More About Mega-Alliances
By: Charles Mosteller
While the following message was written for a discussion involving another game, and not about Hyborian War, it talks about certain things relating to mega-alliances. It may or may not be of interest to you, but some Hyborian War players might find the mega-alliances aspect of this discussion posting to be of interest on the overall subject of mega-alliances. Just skim past the portions that pertain to deities, and focus on the comments about mega-alliances, if you will.
Date: Mon Apr 28, 2003 4:59 pm
Subject: A Footnote on Deities and Mega-Alliances
While I have previously read and re-read all of the complaints voiced, thus far, regarding a player-controlled deity system, in exploring the issue in greater depth, I remain convinced that within this concept is an opportunity to implement a form of check and balance on the creation of mega-alliances.
On its face, it may seem, and it has been lamented previously, that the prospect is now seen for mega-alliances to stretch into the heavens, and the potential for abuse is ripe, because of such.
However, the nexus of mega-alliances is the three C's - Communication, coordination, and cooperation. It is, as such, more a player-oriented issue than it is a kingdom or nation oriented issue.
By implementing a player-controlled deity system, a mechanism is created whereby a check and balance on mega-alliances can be instilled into the game. Not just a mechanism, but an ACTIVE mechanism, as distinguished from a PASSIVE mechanism.
The players are ACTIVE participants in the game. Their decisions, whether good or bad, are, nonetheless, ACTIVE decisions. Mega-alliances are the result of ACTIVE decisions by players.
Theoretically, on at least one level, a war between good and evil is a war between mega-alliances. A deity, in theory, would be the head of a GOOD mega-alliance, whereas another deity would be the head of the opposing EVIL mega-alliance.
In practice, however, this form of mega-alliance is checked by something already designed into the game - the free will of the mortal players.

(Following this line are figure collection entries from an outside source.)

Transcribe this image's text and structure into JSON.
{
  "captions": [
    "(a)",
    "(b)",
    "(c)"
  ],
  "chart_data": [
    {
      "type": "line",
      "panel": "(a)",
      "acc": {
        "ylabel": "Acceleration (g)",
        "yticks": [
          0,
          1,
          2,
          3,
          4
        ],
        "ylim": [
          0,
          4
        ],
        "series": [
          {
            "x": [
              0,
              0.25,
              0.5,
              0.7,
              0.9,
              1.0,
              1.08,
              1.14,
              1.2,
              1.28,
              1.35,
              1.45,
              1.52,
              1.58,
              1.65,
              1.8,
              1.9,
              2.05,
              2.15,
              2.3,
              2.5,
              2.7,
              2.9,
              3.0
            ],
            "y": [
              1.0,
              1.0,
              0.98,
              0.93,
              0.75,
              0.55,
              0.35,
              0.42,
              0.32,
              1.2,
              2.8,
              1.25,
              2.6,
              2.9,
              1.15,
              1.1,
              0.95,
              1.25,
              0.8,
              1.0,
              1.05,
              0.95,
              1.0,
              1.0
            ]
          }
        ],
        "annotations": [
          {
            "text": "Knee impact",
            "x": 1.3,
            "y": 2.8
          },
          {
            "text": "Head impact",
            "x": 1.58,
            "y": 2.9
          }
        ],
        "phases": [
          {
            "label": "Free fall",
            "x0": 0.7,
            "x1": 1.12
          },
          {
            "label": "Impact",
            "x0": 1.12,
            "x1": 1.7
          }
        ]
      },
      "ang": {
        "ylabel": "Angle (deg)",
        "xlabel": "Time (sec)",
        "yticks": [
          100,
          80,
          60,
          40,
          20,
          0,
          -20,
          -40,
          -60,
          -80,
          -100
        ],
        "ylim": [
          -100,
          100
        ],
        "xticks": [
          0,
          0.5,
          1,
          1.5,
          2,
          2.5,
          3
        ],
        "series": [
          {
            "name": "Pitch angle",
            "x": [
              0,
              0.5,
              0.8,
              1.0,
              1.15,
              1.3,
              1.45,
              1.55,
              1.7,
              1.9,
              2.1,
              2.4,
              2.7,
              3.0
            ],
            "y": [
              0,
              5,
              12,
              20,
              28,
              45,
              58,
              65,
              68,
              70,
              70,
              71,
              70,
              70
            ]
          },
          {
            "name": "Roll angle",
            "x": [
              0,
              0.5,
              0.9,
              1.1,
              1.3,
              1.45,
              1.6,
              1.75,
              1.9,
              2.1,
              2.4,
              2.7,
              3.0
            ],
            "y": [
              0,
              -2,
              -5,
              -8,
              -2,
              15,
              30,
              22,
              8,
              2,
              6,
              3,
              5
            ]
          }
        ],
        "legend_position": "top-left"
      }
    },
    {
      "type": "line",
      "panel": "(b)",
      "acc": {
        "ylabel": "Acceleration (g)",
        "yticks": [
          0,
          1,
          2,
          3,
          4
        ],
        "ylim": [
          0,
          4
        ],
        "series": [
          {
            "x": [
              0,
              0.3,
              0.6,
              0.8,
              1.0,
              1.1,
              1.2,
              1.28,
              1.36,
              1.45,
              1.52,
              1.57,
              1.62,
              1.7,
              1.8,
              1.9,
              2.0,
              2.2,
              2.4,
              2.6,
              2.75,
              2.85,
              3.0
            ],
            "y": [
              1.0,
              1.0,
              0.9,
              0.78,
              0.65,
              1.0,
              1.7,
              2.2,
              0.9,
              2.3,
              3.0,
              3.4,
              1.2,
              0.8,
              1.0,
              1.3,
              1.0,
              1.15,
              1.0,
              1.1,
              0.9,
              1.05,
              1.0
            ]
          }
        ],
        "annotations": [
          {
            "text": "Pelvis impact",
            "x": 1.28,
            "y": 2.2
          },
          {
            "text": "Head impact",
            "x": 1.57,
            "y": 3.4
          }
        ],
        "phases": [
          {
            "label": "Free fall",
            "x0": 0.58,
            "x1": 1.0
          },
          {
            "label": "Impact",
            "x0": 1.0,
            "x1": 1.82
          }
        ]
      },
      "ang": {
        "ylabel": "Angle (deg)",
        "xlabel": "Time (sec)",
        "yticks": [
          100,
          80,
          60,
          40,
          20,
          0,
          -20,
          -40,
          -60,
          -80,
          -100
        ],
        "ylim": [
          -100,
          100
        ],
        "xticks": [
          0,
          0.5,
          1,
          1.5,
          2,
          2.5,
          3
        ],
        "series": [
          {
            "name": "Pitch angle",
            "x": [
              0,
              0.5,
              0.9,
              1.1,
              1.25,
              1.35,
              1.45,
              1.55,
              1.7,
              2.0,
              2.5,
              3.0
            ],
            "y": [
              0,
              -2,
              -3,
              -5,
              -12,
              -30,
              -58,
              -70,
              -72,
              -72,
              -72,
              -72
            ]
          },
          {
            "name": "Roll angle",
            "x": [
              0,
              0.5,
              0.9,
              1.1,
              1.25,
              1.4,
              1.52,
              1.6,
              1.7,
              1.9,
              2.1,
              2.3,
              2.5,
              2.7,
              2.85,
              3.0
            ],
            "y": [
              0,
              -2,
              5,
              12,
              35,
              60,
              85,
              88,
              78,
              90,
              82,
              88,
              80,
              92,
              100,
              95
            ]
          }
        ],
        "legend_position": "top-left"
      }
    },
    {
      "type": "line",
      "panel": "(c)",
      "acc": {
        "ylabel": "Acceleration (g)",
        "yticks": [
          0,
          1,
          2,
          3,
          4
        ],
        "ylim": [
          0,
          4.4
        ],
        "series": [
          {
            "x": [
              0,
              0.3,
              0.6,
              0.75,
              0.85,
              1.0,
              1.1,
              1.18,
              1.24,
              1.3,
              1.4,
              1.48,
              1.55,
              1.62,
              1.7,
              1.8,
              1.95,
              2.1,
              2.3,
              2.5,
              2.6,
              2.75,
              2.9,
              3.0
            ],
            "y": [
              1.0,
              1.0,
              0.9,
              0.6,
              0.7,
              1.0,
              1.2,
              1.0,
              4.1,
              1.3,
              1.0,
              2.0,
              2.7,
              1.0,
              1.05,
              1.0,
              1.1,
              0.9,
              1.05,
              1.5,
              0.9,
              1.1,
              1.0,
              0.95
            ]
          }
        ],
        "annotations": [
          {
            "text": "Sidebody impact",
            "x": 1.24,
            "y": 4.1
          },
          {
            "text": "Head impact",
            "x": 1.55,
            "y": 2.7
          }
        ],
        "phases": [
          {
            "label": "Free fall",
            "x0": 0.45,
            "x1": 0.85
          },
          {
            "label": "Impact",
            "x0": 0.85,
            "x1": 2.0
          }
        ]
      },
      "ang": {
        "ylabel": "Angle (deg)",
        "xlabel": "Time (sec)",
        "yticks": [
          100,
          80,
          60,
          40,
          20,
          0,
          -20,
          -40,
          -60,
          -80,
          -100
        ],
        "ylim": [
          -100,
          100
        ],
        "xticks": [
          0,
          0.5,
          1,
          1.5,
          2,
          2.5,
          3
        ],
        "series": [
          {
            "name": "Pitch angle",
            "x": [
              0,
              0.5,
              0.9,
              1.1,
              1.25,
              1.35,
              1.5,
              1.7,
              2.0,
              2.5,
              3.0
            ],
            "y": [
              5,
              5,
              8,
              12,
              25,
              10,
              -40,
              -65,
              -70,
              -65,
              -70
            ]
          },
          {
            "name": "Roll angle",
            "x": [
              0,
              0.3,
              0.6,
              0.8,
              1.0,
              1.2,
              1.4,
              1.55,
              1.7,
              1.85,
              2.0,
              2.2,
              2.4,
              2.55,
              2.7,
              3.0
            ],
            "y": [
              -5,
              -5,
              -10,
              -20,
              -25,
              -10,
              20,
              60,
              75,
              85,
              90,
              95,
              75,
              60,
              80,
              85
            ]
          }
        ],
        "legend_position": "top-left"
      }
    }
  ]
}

Alliances are always strained by the individual goals and desires of the various individuals who form said alliances. The corresponding deities would naturally try to maximize the strength of their respective mega-alliances. The mortal players, however, would have different goals, and be guided by forces in addition to just what certain deities want. Players, in fact, may even feel that they couldn't care less about what the deities want or desire.
The game is, in its purest sense, a form of competition. By increasing the dynamics of competition, the nexus of mega-alliances would be correspondingly weakened. It is only by increasing the dynamics of competition that the likelihood of mega-alliances between players will decrease.
In Middle-earth PBM, the game is composed, basically, of two mega-alliances, each vying to increase its strength by enticing or intimidating neutrals to join their respective sides. Yet, the reality of it is that, even though mega-alliances are intended and encouraged, the players tend to look after their own positions first. This is one of the beauties of human nature, where game design is concerned. It makes for predictable patterns in player behavior.
By implementing broader mega-alliances, in the form of good versus evil, driving forces will be instilled into the game that will run at odds with the will of individual players. The overall effect will be a dilution of commonality, and an increase in competitive incentive.
When either the forces of good or evil unite, in theory, their chances of prevailing increase, accordingly. However, when individual mortal kingdoms are strong, they have the least incentive to submit themselves to a greater, collective cause.
Hyborian War suffers from a lack of attention to the issue of mega-alliances. Middle-earth PBM, however, actually benefits from their design into the game structure, itself.
Kingdoms do not form mega-alliances. Players do. Until that point is realized, the ability to deal effectively with the negative ramifications of mega-alliances cannot be properly or fully addressed.
By providing the individual mortal players with incentive to be greedy, and to look after their own individual interests, you maximize the headaches of player-controlled deities positions to champion their respective causes - GOOD or EVIL.
If you eliminate the opportunity for retribution amongst the forces of good and evil, then you automatically decrease the opportunities for conflict within each of those respective mega-alliances. If a deity smites a mortal player's character, it may very well piss off the mortal player, perhaps even to such a degree that harmony within the forces of good or evil, as the respective case may be, would no longer be possible.